Collinearity diagnostics: further reading
Statistical data analyses, such as regressions, incorporate special indices and tools to detect collinearity strong enough to consider dropping some of the variables or cases from the analysis, or to undertake other healing means. Please search (including this site) for "collinearity diagnostics", "multicollinearity", "singularity/collinearity tolerance", "condition indices", "variance decomposition proportions", "variance inflation factors (VIF)".
Using the block-inverse formula, if we write the correlation matrix
as
$$M = \left[\begin{matrix}A & B\\B^t & D
\end{matrix}\right]
$$
then the bottom right block of the inverse correlation matrix will be
$$(D-B^tA^{-1}B)^{-1}
$$
Now assume that we break the correlation matrix into blocks of size $n-1$ and $1$, so that $D$ is a $1\times1$ matrix containing the entry $M_{nn}=Cor(X_n,X_n)=1$. In this case, we get
\begin{align*}
M^{-1}_{nn}&=\frac{1}{1-B^tA^{-1}B}\\
1-\frac{1}{M^{-1}_{nn}}&=B^tA^{-1}B.
\end{align*}
Next, assume WLOG (see note below) that the variables involved all have variance 1 and mean 0, so the correlation matrix is also the covariance matrix.

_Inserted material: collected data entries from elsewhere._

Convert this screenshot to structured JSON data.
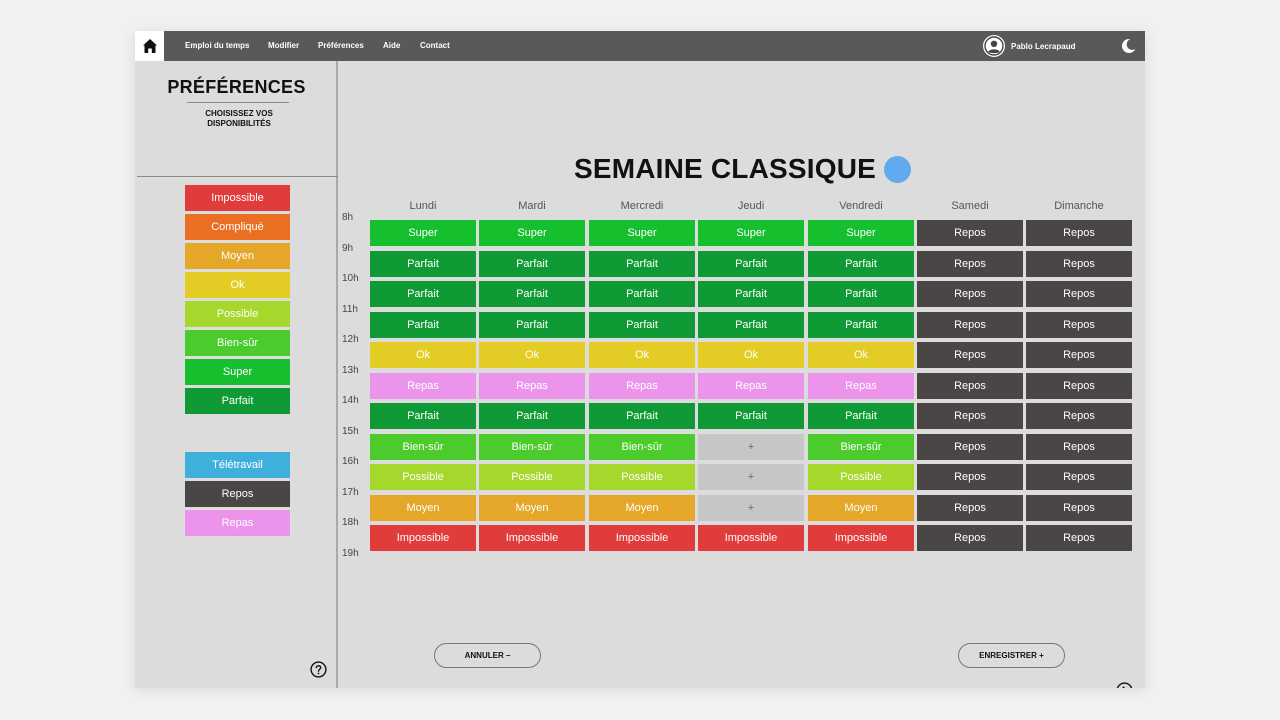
{
  "nav": {
    "links": [
      "Emploi du temps",
      "Modifier",
      "Préférences",
      "Aide",
      "Contact"
    ],
    "user_name": "Pablo Lecrapaud"
  },
  "sidebar": {
    "title": "PRÉFÉRENCES",
    "subtitle": "CHOISISSEZ VOS DISPONIBILITÉS",
    "levels": [
      {
        "label": "Impossible",
        "color": "#e03c3c"
      },
      {
        "label": "Compliqué",
        "color": "#ea6f23"
      },
      {
        "label": "Moyen",
        "color": "#e4a72a"
      },
      {
        "label": "Ok",
        "color": "#e3cd25"
      },
      {
        "label": "Possible",
        "color": "#a6d72d"
      },
      {
        "label": "Bien-sûr",
        "color": "#4ccc2c"
      },
      {
        "label": "Super",
        "color": "#15bf2e"
      },
      {
        "label": "Parfait",
        "color": "#0f9a35"
      }
    ],
    "special": [
      {
        "label": "Télétravail",
        "color": "#3fb0dc"
      },
      {
        "label": "Repos",
        "color": "#4a4646"
      },
      {
        "label": "Repas",
        "color": "#ec93ec"
      }
    ]
  },
  "week": {
    "title": "SEMAINE CLASSIQUE",
    "days": [
      "Lundi",
      "Mardi",
      "Mercredi",
      "Jeudi",
      "Vendredi",
      "Samedi",
      "Dimanche"
    ],
    "hours": [
      "8h",
      "9h",
      "10h",
      "11h",
      "12h",
      "13h",
      "14h",
      "15h",
      "16h",
      "17h",
      "18h",
      "19h"
    ],
    "colors": {
      "Super": "#15bf2e",
      "Parfait": "#0f9a35",
      "Ok": "#e3cd25",
      "Repas": "#ec93ec",
      "Bien-sûr": "#4ccc2c",
      "Possible": "#a6d72d",
      "Moyen": "#e4a72a",
      "Impossible": "#e03c3c",
      "Repos": "#4a4646",
      "+": "#c6c6c6"
    },
    "rows": [
      [
        "Super",
        "Super",
        "Super",
        "Super",
        "Super",
        "Repos",
        "Repos"
      ],
      [
        "Parfait",
        "Parfait",
        "Parfait",
        "Parfait",
        "Parfait",
        "Repos",
        "Repos"
      ],
      [
        "Parfait",
        "Parfait",
        "Parfait",
        "Parfait",
        "Parfait",
        "Repos",
        "Repos"
      ],
      [
        "Parfait",
        "Parfait",
        "Parfait",
        "Parfait",
        "Parfait",
        "Repos",
        "Repos"
      ],
      [
        "Ok",
        "Ok",
        "Ok",
        "Ok",
        "Ok",
        "Repos",
        "Repos"
      ],
      [
        "Repas",
        "Repas",
        "Repas",
        "Repas",
        "Repas",
        "Repos",
        "Repos"
      ],
      [
        "Parfait",
        "Parfait",
        "Parfait",
        "Parfait",
        "Parfait",
        "Repos",
        "Repos"
      ],
      [
        "Bien-sûr",
        "Bien-sûr",
        "Bien-sûr",
        "+",
        "Bien-sûr",
        "Repos",
        "Repos"
      ],
      [
        "Possible",
        "Possible",
        "Possible",
        "+",
        "Possible",
        "Repos",
        "Repos"
      ],
      [
        "Moyen",
        "Moyen",
        "Moyen",
        "+",
        "Moyen",
        "Repos",
        "Repos"
      ],
      [
        "Impossible",
        "Impossible",
        "Impossible",
        "Impossible",
        "Impossible",
        "Repos",
        "Repos"
      ]
    ]
  },
  "actions": {
    "cancel_label": "ANNULER –",
    "save_label": "ENREGISTRER +"
  }
}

Then $A$ is the covariance matrix for $X_{1..(n-1)}$, and $B$ is the vector of covariances between $X_{1..(n-1)}$ and $X_n$.

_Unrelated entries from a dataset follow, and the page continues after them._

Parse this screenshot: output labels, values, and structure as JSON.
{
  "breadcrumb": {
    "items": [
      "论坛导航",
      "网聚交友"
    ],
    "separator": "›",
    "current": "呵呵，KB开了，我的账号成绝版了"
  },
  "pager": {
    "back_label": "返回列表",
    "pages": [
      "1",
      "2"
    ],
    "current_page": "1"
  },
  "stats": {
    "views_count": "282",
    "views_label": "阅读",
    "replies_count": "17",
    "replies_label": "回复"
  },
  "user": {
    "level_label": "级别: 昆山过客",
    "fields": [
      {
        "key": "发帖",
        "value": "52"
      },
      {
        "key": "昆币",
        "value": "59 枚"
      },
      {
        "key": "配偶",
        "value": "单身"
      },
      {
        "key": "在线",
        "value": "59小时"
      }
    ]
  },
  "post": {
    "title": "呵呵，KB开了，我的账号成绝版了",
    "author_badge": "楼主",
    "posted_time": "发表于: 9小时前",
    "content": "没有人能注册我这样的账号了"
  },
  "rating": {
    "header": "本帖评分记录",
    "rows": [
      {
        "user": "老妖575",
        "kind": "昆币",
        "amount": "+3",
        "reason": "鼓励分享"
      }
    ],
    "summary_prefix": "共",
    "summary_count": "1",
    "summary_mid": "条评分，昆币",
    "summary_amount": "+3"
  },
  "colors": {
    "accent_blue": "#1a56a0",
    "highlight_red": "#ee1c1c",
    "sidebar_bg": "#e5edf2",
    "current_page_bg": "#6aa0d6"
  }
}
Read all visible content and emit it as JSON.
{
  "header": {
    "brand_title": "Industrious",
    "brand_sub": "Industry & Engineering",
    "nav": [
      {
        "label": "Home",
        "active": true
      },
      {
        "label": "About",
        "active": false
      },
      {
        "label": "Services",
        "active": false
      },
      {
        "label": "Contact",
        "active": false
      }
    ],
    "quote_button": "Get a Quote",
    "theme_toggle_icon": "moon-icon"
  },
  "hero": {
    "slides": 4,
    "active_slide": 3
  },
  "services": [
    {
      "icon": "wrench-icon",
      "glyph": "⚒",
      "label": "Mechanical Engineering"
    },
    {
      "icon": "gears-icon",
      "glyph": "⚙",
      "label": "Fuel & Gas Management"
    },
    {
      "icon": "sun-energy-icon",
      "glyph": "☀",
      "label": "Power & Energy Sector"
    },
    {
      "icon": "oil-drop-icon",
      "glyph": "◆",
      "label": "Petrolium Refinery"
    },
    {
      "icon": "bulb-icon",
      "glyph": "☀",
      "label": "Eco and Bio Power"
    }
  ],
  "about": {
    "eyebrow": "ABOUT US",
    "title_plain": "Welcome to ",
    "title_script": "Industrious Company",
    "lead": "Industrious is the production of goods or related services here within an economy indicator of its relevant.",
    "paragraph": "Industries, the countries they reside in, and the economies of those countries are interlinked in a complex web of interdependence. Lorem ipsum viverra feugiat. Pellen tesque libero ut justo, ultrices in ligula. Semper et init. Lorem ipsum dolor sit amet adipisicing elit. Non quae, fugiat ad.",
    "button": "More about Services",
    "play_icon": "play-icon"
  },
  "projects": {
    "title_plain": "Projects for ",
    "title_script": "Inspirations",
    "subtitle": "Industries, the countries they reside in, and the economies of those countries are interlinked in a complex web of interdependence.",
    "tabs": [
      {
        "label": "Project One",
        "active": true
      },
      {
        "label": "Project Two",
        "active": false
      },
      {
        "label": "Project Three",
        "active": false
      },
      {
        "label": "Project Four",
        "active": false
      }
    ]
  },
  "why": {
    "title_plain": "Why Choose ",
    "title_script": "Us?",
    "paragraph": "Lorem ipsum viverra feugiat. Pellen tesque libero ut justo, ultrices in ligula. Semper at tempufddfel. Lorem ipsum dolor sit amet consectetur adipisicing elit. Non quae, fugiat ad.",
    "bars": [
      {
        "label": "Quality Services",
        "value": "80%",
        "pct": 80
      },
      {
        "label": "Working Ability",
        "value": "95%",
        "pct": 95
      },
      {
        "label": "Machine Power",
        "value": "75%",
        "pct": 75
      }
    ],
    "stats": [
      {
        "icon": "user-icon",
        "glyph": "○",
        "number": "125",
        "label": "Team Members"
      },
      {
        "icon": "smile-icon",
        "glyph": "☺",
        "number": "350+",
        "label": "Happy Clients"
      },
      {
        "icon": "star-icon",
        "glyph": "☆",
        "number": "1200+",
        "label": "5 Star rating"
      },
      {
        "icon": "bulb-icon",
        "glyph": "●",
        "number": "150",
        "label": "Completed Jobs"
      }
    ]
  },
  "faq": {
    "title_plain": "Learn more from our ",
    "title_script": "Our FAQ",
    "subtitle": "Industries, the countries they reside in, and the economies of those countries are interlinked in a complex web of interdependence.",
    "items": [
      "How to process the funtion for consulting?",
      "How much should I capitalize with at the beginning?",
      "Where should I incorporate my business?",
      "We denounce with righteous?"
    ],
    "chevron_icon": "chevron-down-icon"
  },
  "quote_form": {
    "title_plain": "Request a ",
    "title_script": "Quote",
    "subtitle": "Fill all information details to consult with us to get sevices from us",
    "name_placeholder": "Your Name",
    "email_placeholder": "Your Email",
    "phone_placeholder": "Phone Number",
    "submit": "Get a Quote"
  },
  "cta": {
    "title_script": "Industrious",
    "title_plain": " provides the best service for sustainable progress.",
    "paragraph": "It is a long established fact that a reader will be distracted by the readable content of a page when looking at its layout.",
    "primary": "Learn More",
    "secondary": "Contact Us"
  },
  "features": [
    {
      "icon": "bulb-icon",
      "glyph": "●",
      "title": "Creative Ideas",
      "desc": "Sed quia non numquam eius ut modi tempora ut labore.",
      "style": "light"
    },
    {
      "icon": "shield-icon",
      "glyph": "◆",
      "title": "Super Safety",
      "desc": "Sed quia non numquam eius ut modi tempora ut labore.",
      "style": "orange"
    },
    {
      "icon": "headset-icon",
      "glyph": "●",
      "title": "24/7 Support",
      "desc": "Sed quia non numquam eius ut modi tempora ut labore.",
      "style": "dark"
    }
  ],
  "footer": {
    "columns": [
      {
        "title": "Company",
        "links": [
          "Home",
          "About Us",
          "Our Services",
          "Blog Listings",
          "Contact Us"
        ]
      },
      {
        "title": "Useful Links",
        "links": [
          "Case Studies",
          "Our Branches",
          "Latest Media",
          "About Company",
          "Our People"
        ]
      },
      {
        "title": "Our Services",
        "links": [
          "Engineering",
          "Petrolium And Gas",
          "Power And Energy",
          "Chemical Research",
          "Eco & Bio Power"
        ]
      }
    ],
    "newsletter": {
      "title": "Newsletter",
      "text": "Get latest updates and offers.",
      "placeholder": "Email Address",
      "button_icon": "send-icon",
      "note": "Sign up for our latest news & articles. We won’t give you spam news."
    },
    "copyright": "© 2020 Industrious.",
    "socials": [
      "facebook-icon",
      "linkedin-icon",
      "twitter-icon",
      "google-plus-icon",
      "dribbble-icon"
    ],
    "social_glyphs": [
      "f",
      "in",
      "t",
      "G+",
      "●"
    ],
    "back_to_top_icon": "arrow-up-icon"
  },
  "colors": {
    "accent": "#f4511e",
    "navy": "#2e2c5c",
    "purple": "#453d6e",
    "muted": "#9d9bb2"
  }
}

It follows that the regression coefficients for $X_n$ given $X_1..X_{n-1}$ are $\beta=A^{-1}B$
and therefore, letting $\hat X_n=X_{1..(n-1)}\beta$ denote the least-squares fit of $X_n$ given $X_1..X_{n-1}$, we get
\begin{align*}
1-\frac{1}{M^{-1}_{nn}} =B^tA^{-1}B = (A^{-1}B)^tA(A^{-1}B)
&= \beta^tA\beta\\
&= Var(\hat{X_n})\\
&= Cov(\hat{X_n},X_n).
\end{align*}
Since $Var(X_n)=1$ by assumption, it follows that
$$R=Cor(\hat{X_n},X_n)=\frac{Cov(\hat{X_n},X_n)}{\sqrt{Var(\hat{X_n})}}=\sqrt{1-\frac{1}{M^{-1}_{nn}}}$$
Note: as @MarkStone points out, WLOG means "without loss of generality." In this case, the assumption of mean 0 and variance 1 is without loss of generality because we can recenter and scale if necessary, and the rescaling parameters will carry through the calculations and yield the same ultimate result.
Best Answer
I'm picking up on some confusion about a few things.

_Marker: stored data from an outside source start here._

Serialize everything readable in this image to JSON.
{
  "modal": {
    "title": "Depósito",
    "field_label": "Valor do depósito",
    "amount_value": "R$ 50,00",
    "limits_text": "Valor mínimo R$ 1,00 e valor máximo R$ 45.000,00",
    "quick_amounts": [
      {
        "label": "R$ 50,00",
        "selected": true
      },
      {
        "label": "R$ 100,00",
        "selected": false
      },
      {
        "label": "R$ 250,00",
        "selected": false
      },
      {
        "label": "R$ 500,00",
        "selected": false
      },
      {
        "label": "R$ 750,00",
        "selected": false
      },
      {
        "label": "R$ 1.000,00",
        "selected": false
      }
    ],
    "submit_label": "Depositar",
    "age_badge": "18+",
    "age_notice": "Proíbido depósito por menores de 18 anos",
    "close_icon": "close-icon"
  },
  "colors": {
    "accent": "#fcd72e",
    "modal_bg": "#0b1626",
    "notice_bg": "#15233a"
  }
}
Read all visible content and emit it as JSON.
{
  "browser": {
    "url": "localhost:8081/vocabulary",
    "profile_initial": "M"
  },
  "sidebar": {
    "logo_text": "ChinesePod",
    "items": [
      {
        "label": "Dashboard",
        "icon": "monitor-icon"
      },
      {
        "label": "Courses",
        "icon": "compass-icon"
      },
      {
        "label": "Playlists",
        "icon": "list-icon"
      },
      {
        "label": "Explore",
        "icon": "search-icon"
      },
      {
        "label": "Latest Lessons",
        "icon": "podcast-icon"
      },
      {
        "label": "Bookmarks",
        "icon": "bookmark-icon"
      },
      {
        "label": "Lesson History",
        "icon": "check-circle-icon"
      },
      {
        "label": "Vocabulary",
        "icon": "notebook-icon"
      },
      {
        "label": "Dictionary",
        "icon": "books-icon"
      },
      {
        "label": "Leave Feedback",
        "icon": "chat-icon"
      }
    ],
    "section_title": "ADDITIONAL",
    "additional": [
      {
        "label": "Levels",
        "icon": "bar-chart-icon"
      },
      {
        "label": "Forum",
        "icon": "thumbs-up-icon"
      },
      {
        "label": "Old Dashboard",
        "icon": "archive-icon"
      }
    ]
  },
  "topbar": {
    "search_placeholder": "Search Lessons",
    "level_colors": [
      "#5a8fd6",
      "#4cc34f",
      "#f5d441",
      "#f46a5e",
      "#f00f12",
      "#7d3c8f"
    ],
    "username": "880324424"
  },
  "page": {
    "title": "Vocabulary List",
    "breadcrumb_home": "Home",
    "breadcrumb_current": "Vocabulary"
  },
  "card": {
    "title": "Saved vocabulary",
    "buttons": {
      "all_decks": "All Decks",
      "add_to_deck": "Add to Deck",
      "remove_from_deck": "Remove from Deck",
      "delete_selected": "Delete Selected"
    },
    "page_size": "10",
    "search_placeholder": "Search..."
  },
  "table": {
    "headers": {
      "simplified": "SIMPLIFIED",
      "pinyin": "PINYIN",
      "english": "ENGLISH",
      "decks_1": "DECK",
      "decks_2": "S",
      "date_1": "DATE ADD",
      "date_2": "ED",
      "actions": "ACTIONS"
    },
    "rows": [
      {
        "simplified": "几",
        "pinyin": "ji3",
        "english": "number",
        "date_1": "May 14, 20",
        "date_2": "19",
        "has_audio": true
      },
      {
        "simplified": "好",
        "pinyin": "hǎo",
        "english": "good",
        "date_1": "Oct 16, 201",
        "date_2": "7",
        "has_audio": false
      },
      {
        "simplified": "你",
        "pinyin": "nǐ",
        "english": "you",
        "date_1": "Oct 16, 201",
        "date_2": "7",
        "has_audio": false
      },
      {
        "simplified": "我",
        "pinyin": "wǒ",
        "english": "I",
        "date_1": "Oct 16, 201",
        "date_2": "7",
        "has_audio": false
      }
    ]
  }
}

Linear dependence in the columns of your design matrix $\mathbf{X}$, or equivalently singularity of $\mathbf{X}^\intercal \mathbf{X}$, is bad because you won't even have (unique) OLS estimators. This doesn't just mean that there is correlation among your predictors--it means that there is perfect correlation among some of your predictors. This (usually) means that you have to remove some of the columns before you can estimate a regression model.
Near linear dependence, or correlation between $-1$ and $1$, not inclusive, is bad because, for the OLS estimators you have, $\hat{\boldsymbol{\beta}}$, they can very large variance. However, if you have a lot of predictors, you have to ask yourself which combination of predictors is correlated with another combination of predictors. There are a lot of ways this can happen (e.g. $(x_1 + x_2)/2$ is correlated with $(x_3 + x_4)/2$, etc.). We can't just look at a correlation matrix of of your $p$ variables because that would only alert us to pairwise correlations. If you want a one number summary of how bad your entire design matrix is, you could use the determinant of $\mathbf{X}^\intercal \mathbf{X}$.
VIF gives you a measure of how bad things are for a specific coefficient estimate. Say you're interested in $\hat{\beta}_3$, the third predictor's coefficient. Then
\begin{align*} V[\hat{\beta}_3] &= \frac{\sigma^2}{\mathbf{x}_3^\intercal\mathbf{x}_3 - \mathbf{x}_3^\intercal\mathbf{x}_{-3} [\mathbf{x}_{-3}^\intercal\mathbf{x}_{-3}]^{-1}\mathbf{x}_{-3}^\intercal\mathbf{x}_3 } \\ &= \frac{\sigma^2}{SS_{T,3} }\left[\frac{1}{1 - R^2_{3} }\right] \end{align*} and we call $\text{VIF}_3 = \frac{1}{1 - R^2_{3}}$ the variance inflation factor for the third coefficient. It's something proportional to the variance of your estimate. Bigger is obviously bad.